I'm so absorbed in the business aspect of my practice that I've given myself some seriously ironic insomnia. At some point my subconscious convinced itself that obsessing over meaningless details at 3 a.m. is the key to some kind of marketing revelation. If you've ever done this, I'm sure you already know that it is actually the key to a really crappy next morning. So what do we do?
The first step is to honestly make sleep a priority. It's easy to think that whatever is keeping you up at night (work, school, a relationship) is more important than sleep, and for a few days that might be true. Over time, though, being constantly sleep-deprived will ruin your career / grades / relationship anyway, if it doesn't kill you first. Here's how to make sleep a priority in 20 minutes per day.
The first step is preparation: make your bedroom a sleeping room. Move the TV, the laptop, the iPad, the box of your kid's toys, whatever. Anything with a screen, especially, should be kicked out. If you live in a studio or have one room in a shared house, find some way to convert your room at night, so that distractions are literally covered. When I lived in a studio, I put a blanket over my computer desk at night. It sounds silly, but it did help (plus it covered the flashing laptop battery light).
20 minutes before you want to go to sleep, get a notebook and make a to-do list for the next day. It shouldn't take more than 10 minutes. If it takes 20 minutes to write your to-do list, you might have unrealistic expectations about how much you can get done in a day.

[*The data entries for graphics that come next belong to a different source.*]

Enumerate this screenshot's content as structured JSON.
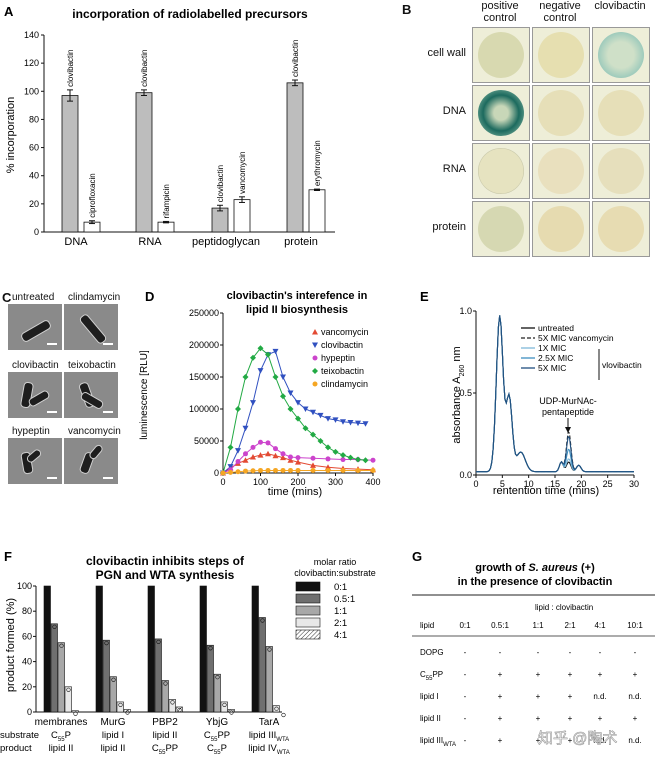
{
  "panels": {
    "A": "A",
    "B": "B",
    "C": "C",
    "D": "D",
    "E": "E",
    "F": "F",
    "G": "G"
  },
  "watermark": "知乎 @陶术",
  "panel_A": {
    "chart_data": {
      "type": "bar",
      "title": "incorporation of radiolabelled precursors",
      "ylabel": "% incorporation",
      "ylim": [
        0,
        140
      ],
      "yticks": [
        0,
        20,
        40,
        60,
        80,
        100,
        120,
        140
      ],
      "groups": [
        "DNA",
        "RNA",
        "peptidoglycan",
        "protein"
      ],
      "bars": [
        {
          "group": "DNA",
          "label": "clovibactin",
          "value": 97,
          "err": 4,
          "fill": "#bdbdbd"
        },
        {
          "group": "DNA",
          "label": "ciprofloxacin",
          "value": 7,
          "err": 1,
          "fill": "#ffffff"
        },
        {
          "group": "RNA",
          "label": "clovibactin",
          "value": 99,
          "err": 2,
          "fill": "#bdbdbd"
        },
        {
          "group": "RNA",
          "label": "rifampicin",
          "value": 7,
          "err": 0.5,
          "fill": "#ffffff"
        },
        {
          "group": "peptidoglycan",
          "label": "clovibactin",
          "value": 17,
          "err": 2,
          "fill": "#bdbdbd"
        },
        {
          "group": "peptidoglycan",
          "label": "vancomycin",
          "value": 23,
          "err": 2,
          "fill": "#ffffff"
        },
        {
          "group": "protein",
          "label": "clovibactin",
          "value": 106,
          "err": 2,
          "fill": "#bdbdbd"
        },
        {
          "group": "protein",
          "label": "erythromycin",
          "value": 30,
          "err": 0.5,
          "fill": "#ffffff"
        }
      ]
    }
  },
  "panel_B": {
    "columns": [
      "positive\ncontrol",
      "negative\ncontrol",
      "clovibactin"
    ],
    "rows": [
      "cell wall",
      "DNA",
      "RNA",
      "protein"
    ]
  },
  "panel_C": {
    "labels": [
      "untreated",
      "clindamycin",
      "clovibactin",
      "teixobactin",
      "hypeptin",
      "vancomycin"
    ]
  },
  "panel_D": {
    "chart_data": {
      "type": "line",
      "title": "clovibactin's interefence in lipid II biosynthesis",
      "xlabel": "time (mins)",
      "ylabel": "luminescence [RLU]",
      "xlim": [
        0,
        400
      ],
      "ylim": [
        0,
        250000
      ],
      "xticks": [
        0,
        100,
        200,
        300,
        400
      ],
      "yticks": [
        0,
        50000,
        100000,
        150000,
        200000,
        250000
      ],
      "series": [
        {
          "name": "vancomycin",
          "color": "#e34a33",
          "marker": "triangle-up",
          "x": [
            0,
            20,
            40,
            60,
            80,
            100,
            120,
            140,
            160,
            180,
            200,
            240,
            280,
            320,
            360,
            400
          ],
          "y": [
            0,
            8000,
            15000,
            20000,
            25000,
            28000,
            30000,
            27000,
            24000,
            20000,
            17000,
            12000,
            9000,
            7000,
            6000,
            5000
          ]
        },
        {
          "name": "clovibactin",
          "color": "#3050c0",
          "marker": "triangle-down",
          "x": [
            0,
            20,
            40,
            60,
            80,
            100,
            120,
            140,
            160,
            180,
            200,
            220,
            240,
            260,
            280,
            300,
            320,
            340,
            360,
            380
          ],
          "y": [
            0,
            10000,
            35000,
            70000,
            110000,
            160000,
            185000,
            190000,
            150000,
            125000,
            110000,
            100000,
            95000,
            90000,
            85000,
            83000,
            80000,
            79000,
            78000,
            77000
          ]
        },
        {
          "name": "hypeptin",
          "color": "#cc44cc",
          "marker": "circle",
          "x": [
            0,
            20,
            40,
            60,
            80,
            100,
            120,
            140,
            160,
            180,
            200,
            240,
            280,
            320,
            360,
            400
          ],
          "y": [
            0,
            5000,
            18000,
            30000,
            40000,
            48000,
            47000,
            38000,
            30000,
            25000,
            24000,
            23000,
            22000,
            21000,
            21000,
            20000
          ]
        },
        {
          "name": "teixobactin",
          "color": "#22aa44",
          "marker": "diamond",
          "x": [
            0,
            20,
            40,
            60,
            80,
            100,
            120,
            140,
            160,
            180,
            200,
            220,
            240,
            260,
            280,
            300,
            320,
            340,
            360,
            380
          ],
          "y": [
            0,
            40000,
            100000,
            150000,
            180000,
            195000,
            185000,
            150000,
            120000,
            100000,
            85000,
            70000,
            60000,
            50000,
            40000,
            33000,
            28000,
            24000,
            21000,
            20000
          ]
        },
        {
          "name": "clindamycin",
          "color": "#f5a623",
          "marker": "circle",
          "x": [
            0,
            20,
            40,
            60,
            80,
            100,
            120,
            140,
            160,
            180,
            200,
            240,
            280,
            320,
            360,
            400
          ],
          "y": [
            0,
            1000,
            2000,
            3000,
            3500,
            4000,
            4000,
            4000,
            4000,
            4000,
            4000,
            4000,
            4000,
            4000,
            4000,
            4000
          ]
        }
      ]
    }
  },
  "panel_E": {
    "chart_data": {
      "type": "line",
      "xlabel": "rentention time (mins)",
      "ylabel": "absorbance A260 nm",
      "xlim": [
        0,
        30
      ],
      "ylim": [
        0,
        1.0
      ],
      "xticks": [
        0,
        5,
        10,
        15,
        20,
        25,
        30
      ],
      "yticks": [
        0,
        0.5,
        1.0
      ],
      "annotation": "UDP-MurNAc-\npentapeptide",
      "vlovibactin_label": "vlovibactin",
      "series": [
        {
          "name": "untreated",
          "color": "#111111",
          "dash": false,
          "peak2": 0.06
        },
        {
          "name": "5X MIC vancomycin",
          "color": "#222222",
          "dash": true,
          "peak2": 0.25
        },
        {
          "name": "1X MIC",
          "color": "#7fb8d9",
          "dash": false,
          "peak2": 0.08
        },
        {
          "name": "2.5X MIC",
          "color": "#3f8fbf",
          "dash": false,
          "peak2": 0.14
        },
        {
          "name": "5X MIC",
          "color": "#1f4f7f",
          "dash": false,
          "peak2": 0.22
        }
      ]
    }
  },
  "panel_F": {
    "chart_data": {
      "type": "bar",
      "title": "clovibactin inhibits steps of\nPGN and WTA synthesis",
      "ylabel": "product formed (%)",
      "ylim": [
        0,
        100
      ],
      "yticks": [
        0,
        20,
        40,
        60,
        80,
        100
      ],
      "legend_title": "molar ratio\nclovibactin:substrate",
      "ratios": [
        "0:1",
        "0.5:1",
        "1:1",
        "2:1",
        "4:1"
      ],
      "categories": [
        "membranes",
        "MurG",
        "PBP2",
        "YbjG",
        "TarA"
      ],
      "values": [
        [
          100,
          70,
          55,
          20,
          1
        ],
        [
          100,
          57,
          28,
          8,
          2
        ],
        [
          100,
          58,
          25,
          10,
          4
        ],
        [
          100,
          53,
          30,
          8,
          2
        ],
        [
          100,
          75,
          52,
          5,
          0
        ]
      ],
      "row_labels": {
        "substrate": "substrate",
        "product": "product"
      },
      "substrates": [
        "C55P",
        "lipid I",
        "lipid II",
        "C55PP",
        "lipid IIIWTA"
      ],
      "products": [
        "lipid II",
        "lipid II",
        "C55PP",
        "C55P",
        "lipid IVWTA"
      ]
    }
  },
  "panel_G": {
    "title_line1": "growth of S. aureus (+)",
    "title_line2": "in the presence of clovibactin",
    "subheader": "lipid : clovibactin",
    "header": [
      "lipid",
      "0:1",
      "0.5:1",
      "1:1",
      "2:1",
      "4:1",
      "10:1"
    ],
    "rows": [
      [
        "DOPG",
        "-",
        "-",
        "-",
        "-",
        "-",
        "-"
      ],
      [
        "C55PP",
        "-",
        "+",
        "+",
        "+",
        "+",
        "+"
      ],
      [
        "lipid I",
        "-",
        "+",
        "+",
        "+",
        "n.d.",
        "n.d."
      ],
      [
        "lipid II",
        "-",
        "+",
        "+",
        "+",
        "+",
        "+"
      ],
      [
        "lipid IIIWTA",
        "-",
        "+",
        "+",
        "+",
        "n.d.",
        "n.d."
      ]
    ]
  }
}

Once you write your to-do list (which is probably at least partially related to the thing you've been obsessing about), forget about it. It's on paper, you don't need to remember it. If the thing you're obsessing over is emotional, write that down instead of a to-do list. Write for 10 minutes only about whatever is bothering you, then actively let it go. You should do the writing in a room that is not your bedroom.
When you're done writing, you can get ready to sleep. Don't check your email one last time, don't turn on the TV. Sit on the edge of your bed (or on a chair in your bedroom) and breathe. In the beginning, this will be 10 minutes of obsessing over how you're not focused enough on your breath, and that's fine. It doesn't get easier, but it does get more effective if you keep doing it for a few weeks. Don't worry about whether you're doing it right, just sit and breathe. Set a timer (not your alarm clock) for 10 minutes so you don't have to watch the clock. In the beginning, you'll watch the clock anyway, and that's fine too.
Relaxation is an active process. We live in a culture that encourages us to collapse, rather than relax, because if you still have energy you should be using it to be productive. Use that extra energy to practice letting go. It's harder than being productive, but if you stick with it, it's worth it.